A piece of Bodleian History: Clues from the Stacks

lang_tolkien_bodleian.jpg

Some books just aren't checked out very often...

[Update] I've been asked to add a bit of additional information for the book pictured: it is The Yellow Fairy Book (ed. Andrew Lang)

From the article link above:
I contacted the Bodleian’s Tolkien Archivist, Catherine McIlwaine, who was able to confirm this. She explained that Tolkien looked at the book ahead of giving his famous Andrew Lang lecture at the University of St Andrews on 8th March 1939.

[...]

Library records show that Tolkien consulted the book, among others, on the 27th February 1939.

[...]

At 10:30am Tolkien requested to see:
The Olive Fairy Book, ed. by A. Lang (1907)
The Book of Dreams and Ghosts, by A. Lang (1897)
The Lilac Fairy Book, ed. by A. Lang (1910)
The Green Fairy Book, ed. by A. Lang (1892)
Favourite Fairy Tales (Fairy tales retold) 1907
The Brown Fairy Book, ed. by A. Lang (1904)
The Crimson Fairy Book, ed. by A. Lang (1903)
The Violet Fairy Book, ed. by A. Lang (1901)
The Yellow Fairy Book, ed. by A. Lang (1894)

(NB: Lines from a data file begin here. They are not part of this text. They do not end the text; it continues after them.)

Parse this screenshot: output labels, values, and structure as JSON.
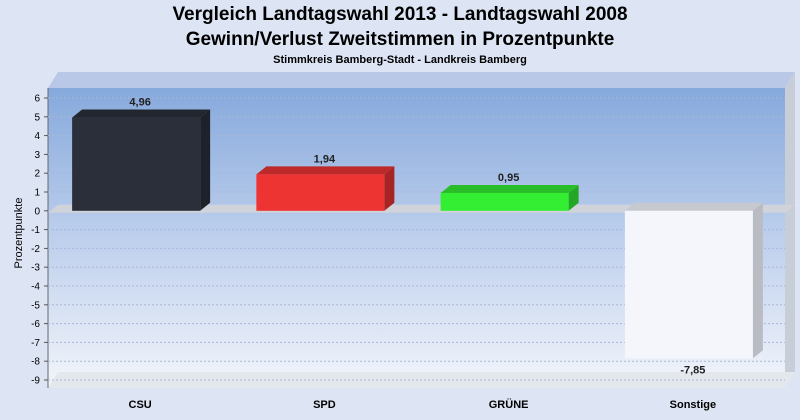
{
  "chart_data": {
    "type": "bar",
    "title": "Vergleich Landtagswahl 2013 - Landtagswahl 2008",
    "subtitle": "Gewinn/Verlust Zweitstimmen in Prozentpunkte",
    "subtitle2": "Stimmkreis Bamberg-Stadt - Landkreis Bamberg",
    "xlabel": "",
    "ylabel": "Prozentpunkte",
    "categories": [
      "CSU",
      "SPD",
      "GRÜNE",
      "Sonstige"
    ],
    "values": [
      4.96,
      1.94,
      0.95,
      -7.85
    ],
    "value_labels": [
      "4,96",
      "1,94",
      "0,95",
      "-7,85"
    ],
    "colors": [
      "#2a2f3a",
      "#ee3333",
      "#33ee33",
      "#f4f6fb"
    ],
    "ylim": [
      -9,
      6
    ],
    "yticks": [
      6,
      5,
      4,
      3,
      2,
      1,
      0,
      -1,
      -2,
      -3,
      -4,
      -5,
      -6,
      -7,
      -8,
      -9
    ],
    "ytick_labels": [
      "6",
      "5",
      "4",
      "3",
      "2",
      "1",
      "0",
      "-1",
      "-2",
      "-3",
      "-4",
      "-5",
      "-6",
      "-7",
      "-8",
      "-9"
    ],
    "grid": true,
    "legend": "none"
  }
}
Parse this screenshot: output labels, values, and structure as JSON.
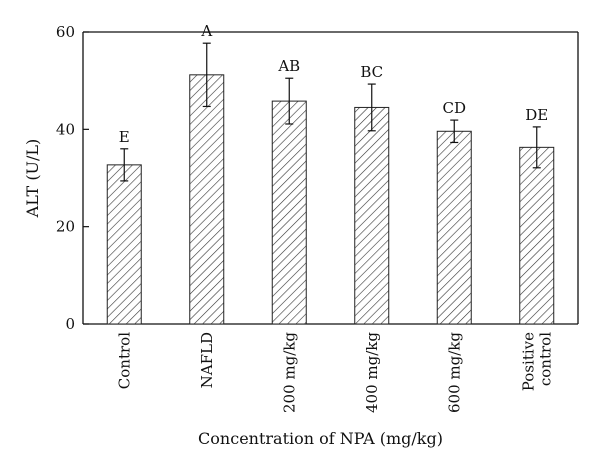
{
  "chart_data": {
    "type": "bar",
    "title": "",
    "xlabel": "Concentration of NPA (mg/kg)",
    "ylabel": "ALT (U/L)",
    "ylim": [
      0,
      60
    ],
    "yticks": [
      0,
      20,
      40,
      60
    ],
    "categories": [
      "Control",
      "NAFLD",
      "200 mg/kg",
      "400 mg/kg",
      "600 mg/kg",
      [
        "Positive",
        "control"
      ]
    ],
    "values": [
      32.7,
      51.2,
      45.8,
      44.5,
      39.6,
      36.3
    ],
    "errors": [
      3.3,
      6.5,
      4.7,
      4.8,
      2.3,
      4.2
    ],
    "significance_labels": [
      "E",
      "A",
      "AB",
      "BC",
      "CD",
      "DE"
    ],
    "bar_fill": "hatched",
    "grid": false,
    "legend": "none"
  }
}
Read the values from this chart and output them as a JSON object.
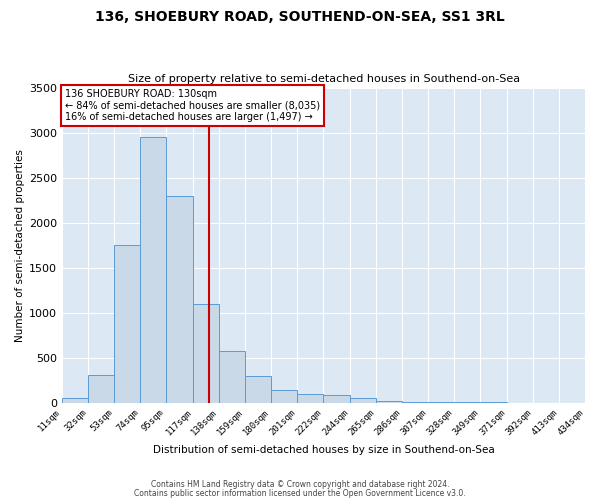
{
  "title1": "136, SHOEBURY ROAD, SOUTHEND-ON-SEA, SS1 3RL",
  "title2": "Size of property relative to semi-detached houses in Southend-on-Sea",
  "xlabel": "Distribution of semi-detached houses by size in Southend-on-Sea",
  "ylabel": "Number of semi-detached properties",
  "footer1": "Contains HM Land Registry data © Crown copyright and database right 2024.",
  "footer2": "Contains public sector information licensed under the Open Government Licence v3.0.",
  "annotation_line1": "136 SHOEBURY ROAD: 130sqm",
  "annotation_line2": "← 84% of semi-detached houses are smaller (8,035)",
  "annotation_line3": "16% of semi-detached houses are larger (1,497) →",
  "bin_edges": [
    11,
    32,
    53,
    74,
    95,
    117,
    138,
    159,
    180,
    201,
    222,
    244,
    265,
    286,
    307,
    328,
    349,
    371,
    392,
    413,
    434
  ],
  "bar_heights": [
    50,
    310,
    1750,
    2950,
    2300,
    1100,
    570,
    300,
    140,
    100,
    80,
    50,
    15,
    10,
    5,
    3,
    2,
    1,
    1,
    0
  ],
  "bar_color": "#c9d9e8",
  "bar_edge_color": "#5b9bd5",
  "vline_color": "#cc0000",
  "vline_x": 130,
  "annotation_box_color": "#cc0000",
  "background_color": "#dce9f5",
  "ylim": [
    0,
    3500
  ],
  "yticks": [
    0,
    500,
    1000,
    1500,
    2000,
    2500,
    3000,
    3500
  ]
}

Later on, at 11:30am, he requested:
Fairy Gold, a book of old English Fairy Tales chosen by Ernest Rhys (1907)
The Secret Commonwealth of Elves, Fauns and Fairies (compiled in 1893) by Robert Kirk
Essays in Little by A. Lang (1891)
Perrault’s Popular Tales, ed. by A. Lang (1888)
The Magic Ring, and other stories from the Yellow and Crimson Fairy Books, ed. by A. Lang (1906)
English Fairy and other folk tales, selected and edited by Edwin Sidney Hartland (1893)

[...]

The slip we found was left in the book at the beginning of The Dragon of the North a story about a courageous youth who defeats a man-eating dragon. He manages this feat with a magic ring, stolen from a witch maiden. Amongst many of its powers, if placed on the third finger of the left hand, it turns the wearer invisible. In the end, the ring is too powerful, and the youth learns that ‘ill-gotten gains never prosper’ when the witch retrieves the ring and punishes him for his deception. There is a eucatastrophe- the term Tolkien coined to describe happy endings in Fairy Tales- as the youth is rescued and made king.